Mais, il arrivait encore que Ryme puisse grappiller quelques minutes voire quelques heures de liberté, au prix de l'initiale gravée ou juste en réussissant à sortir, à la tombée de la nuit, lorsque la plupart des patients rentraient pour souper.
Nous étions vendredi. La veille, la Voix avait passé l'entièreté de son jeudi avec son bourreau, qui encore une fois, avait eut une nouvelle exigence. La mine sombre, la jeune femme tournait et retournait le problème dans son esprit. Même l'apaisante complainte du grand chêne grinçant et crissant n'arrivait pas à vider son cerveau du marasme dans lequel on l'avait projetée. Un mariage, le mois prochain. Son mariage. Avec Vilhatt. L'idée lui retournait l'estomac et rien que le fait de savoir qu'elle ne pourrait pas y échapper la révoltait encore plus. Sa gorge se serra. Cette fois-ci, elle n'avait vraiment plus d'échappatoires.
Lentement, elle tourna la tête vers l'hôpital. Elle aimait cet endroit autant qu'elle le détestait. Puis, son regard fut attiré par une silhouette familière, celle de Cillian. Elle ne lui avait pas encore parlé de la journée, puisqu'hier, elle n'avait pas passé la totalité de la nuit dans ses quartiers. Sans réellement savoir pourquoi, la jeune femme se releva. Et commença à marcher.

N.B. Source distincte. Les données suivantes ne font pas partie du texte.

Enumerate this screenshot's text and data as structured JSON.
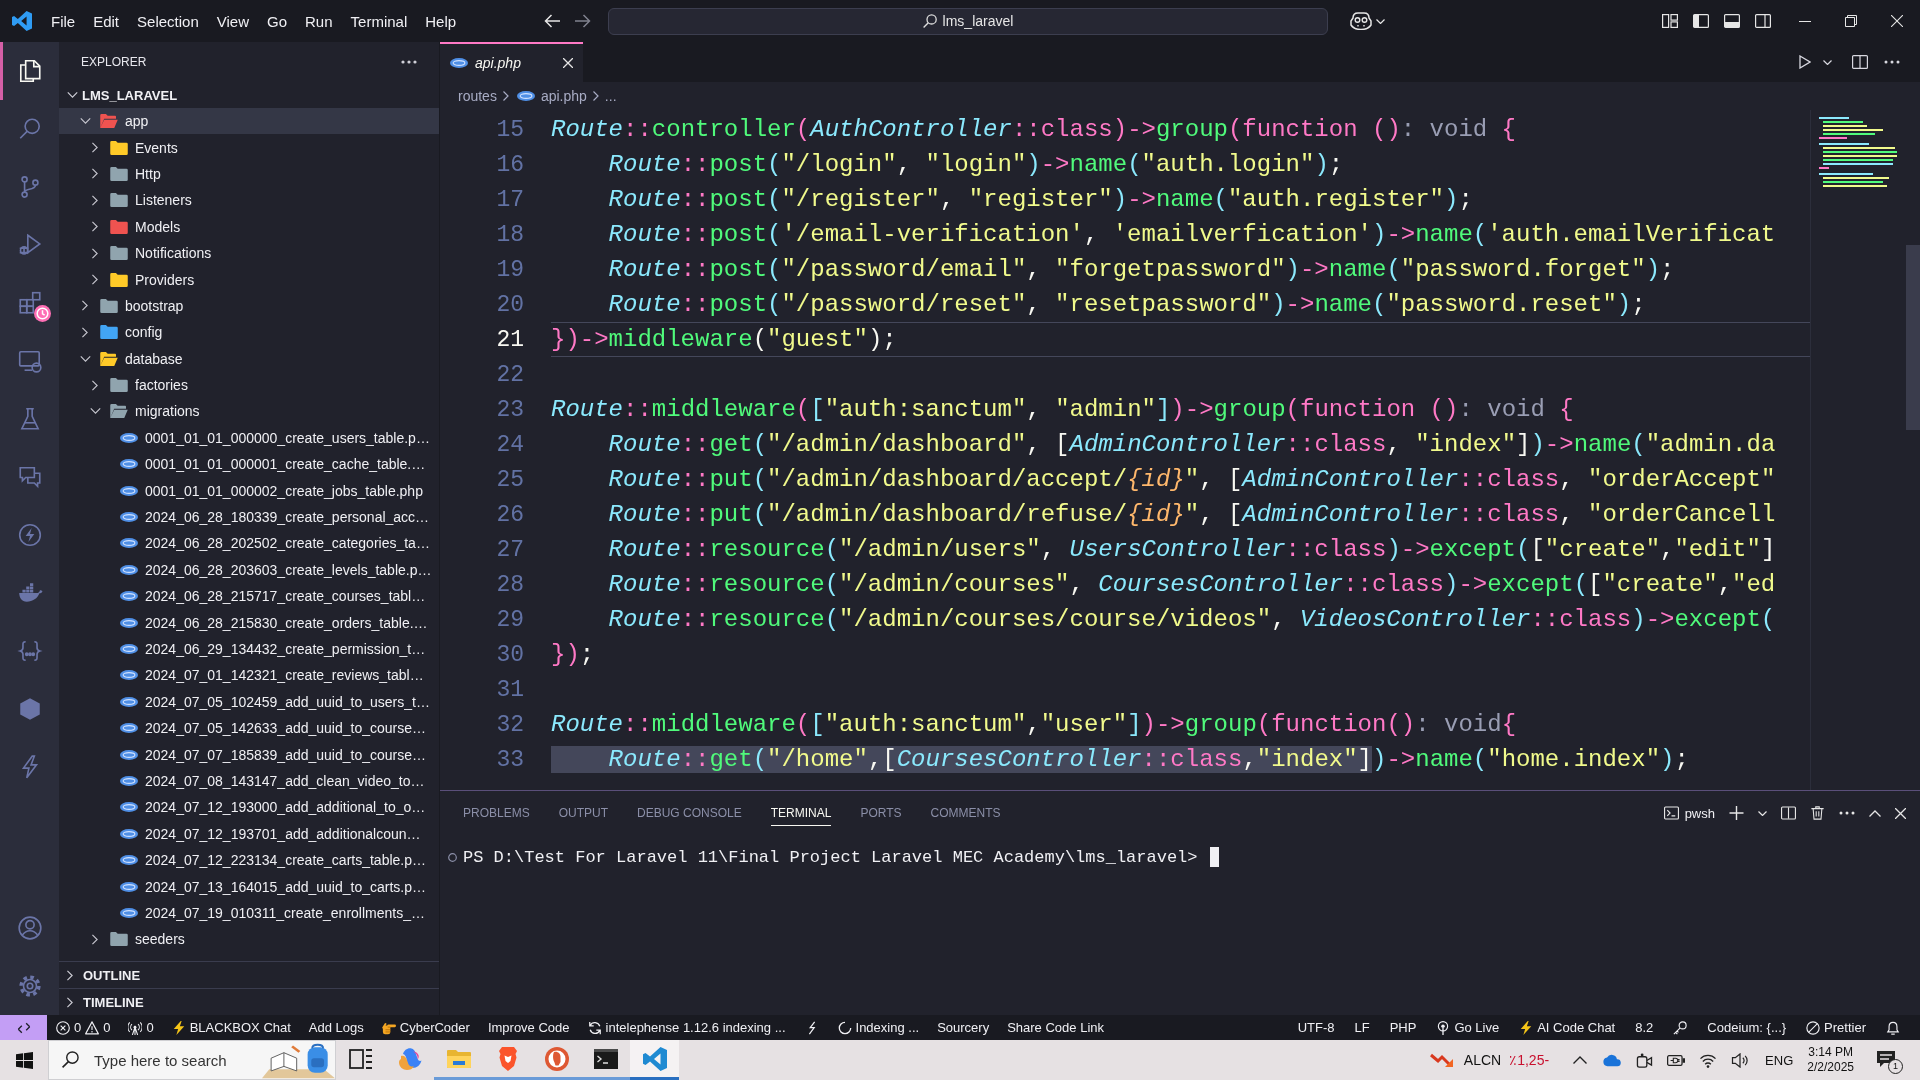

Elle s'aidait de deux cannes, une dans chaque main, sa démarche était grotesque et maladroite. Elle n'irait pas loin, elle le savait très bien, en quelques foulées, il pourrait la rattraper facilement. Une de ses aides glissa dans sa main moite, mais elle ne s'arrêta pas. Il ne devait pas la voir comme ça, pas maintenant. Quelques secondes plus tard, elle était surprise de ne pas avoir entendu son nom ou d'avoir été confronté aux sourcils froncés désapprobateurs du jeune homme. Elle s'arrêta. Personne. Y avait-il, seulement, eut quelqu'un ?
"Tu perds la tête, ma pauvre." se dit-elle en soupirant profondément tandis qu'un pincement réveilla des sentiments qu'elle essayait d'enfouir au plus profond de son être.